New Orleans’ Paper Mounuments
Monument Lab has inspired public art experiments in other cities. In New Orleans, four memorials of the Confederate army were removed earlier this year, creating controversy, conversations, and a few absent landmarks. In response, a group of artists and scholars created Paper Monuments to capture the moment.
New Orleans’ Paper Monuments may be modeled on Philadelphia’s Monument Lab, but it is carried out in a more charged environment.
“They are not getting white supremacists at their events, but we certainly are,” said co-director Sue Mobley.
Paper Monuments created a series of posters graphically representing historical events and figures that might be worthy of monuments.

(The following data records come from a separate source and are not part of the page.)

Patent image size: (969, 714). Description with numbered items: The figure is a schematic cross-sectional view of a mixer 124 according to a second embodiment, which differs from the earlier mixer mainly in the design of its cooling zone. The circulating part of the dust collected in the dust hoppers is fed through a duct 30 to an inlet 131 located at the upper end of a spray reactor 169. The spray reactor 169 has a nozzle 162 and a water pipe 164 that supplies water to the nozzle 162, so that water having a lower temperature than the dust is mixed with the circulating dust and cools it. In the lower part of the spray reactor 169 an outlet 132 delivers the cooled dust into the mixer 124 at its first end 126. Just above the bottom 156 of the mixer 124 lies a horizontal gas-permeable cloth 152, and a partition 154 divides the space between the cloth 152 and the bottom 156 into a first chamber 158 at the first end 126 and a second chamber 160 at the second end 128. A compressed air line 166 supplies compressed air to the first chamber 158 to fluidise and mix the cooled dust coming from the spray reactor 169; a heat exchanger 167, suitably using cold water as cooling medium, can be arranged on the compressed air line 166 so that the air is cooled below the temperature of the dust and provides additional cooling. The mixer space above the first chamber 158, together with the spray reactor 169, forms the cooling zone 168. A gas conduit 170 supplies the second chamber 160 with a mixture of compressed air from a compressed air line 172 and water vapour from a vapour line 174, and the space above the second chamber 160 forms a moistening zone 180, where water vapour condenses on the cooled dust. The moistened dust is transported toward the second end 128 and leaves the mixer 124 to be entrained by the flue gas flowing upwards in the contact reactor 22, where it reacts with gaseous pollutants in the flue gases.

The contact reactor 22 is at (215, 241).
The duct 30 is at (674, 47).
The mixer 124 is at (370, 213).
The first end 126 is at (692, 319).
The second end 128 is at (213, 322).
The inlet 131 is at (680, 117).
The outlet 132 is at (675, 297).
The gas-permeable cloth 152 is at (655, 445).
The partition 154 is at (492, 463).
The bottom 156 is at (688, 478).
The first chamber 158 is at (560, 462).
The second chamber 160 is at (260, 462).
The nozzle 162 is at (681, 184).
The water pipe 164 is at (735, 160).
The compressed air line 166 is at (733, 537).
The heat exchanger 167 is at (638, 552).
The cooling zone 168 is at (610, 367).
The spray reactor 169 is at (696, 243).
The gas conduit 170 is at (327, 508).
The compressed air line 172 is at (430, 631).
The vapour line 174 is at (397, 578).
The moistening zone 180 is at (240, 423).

The posters are distributed around the city to give those ideas an audition in the public sphere.
It also has a public feedback element. One idea was to utilize the column that the pedestal of General Robert E. Lee stood upon. Although the figure was removed, the tall column remains. What figures of runaway slaves were fixed to the top of that column?
“In New Orleans, in the 1700s, the slaves — the maroons — would go out to the lake and hide up in the oak trees,” said Paper Monuments co-director Brian Lee. “There’s this giant column that’s still in the middle of New Orleans from Robert E. Lee. What if instead of a column we had a giant oak tree, with elders watching down upon us?”
The removal of those four Confederate statues created an opportunity not just to put something else in their place, but to rethink how we remember history.
“The act of leaving a pedestal that had a person on it supports the idea of valorizing a single individual on a pedestal. We need more representation of movements and collectives.” said Mobley. “There is still an instinct to say, ‘There’s that one spot, so who should be on that one spot?’ We’re breaking that.”
In Philadelphia, the public is invited to offer a vision of a possible monument, until Nov. 19.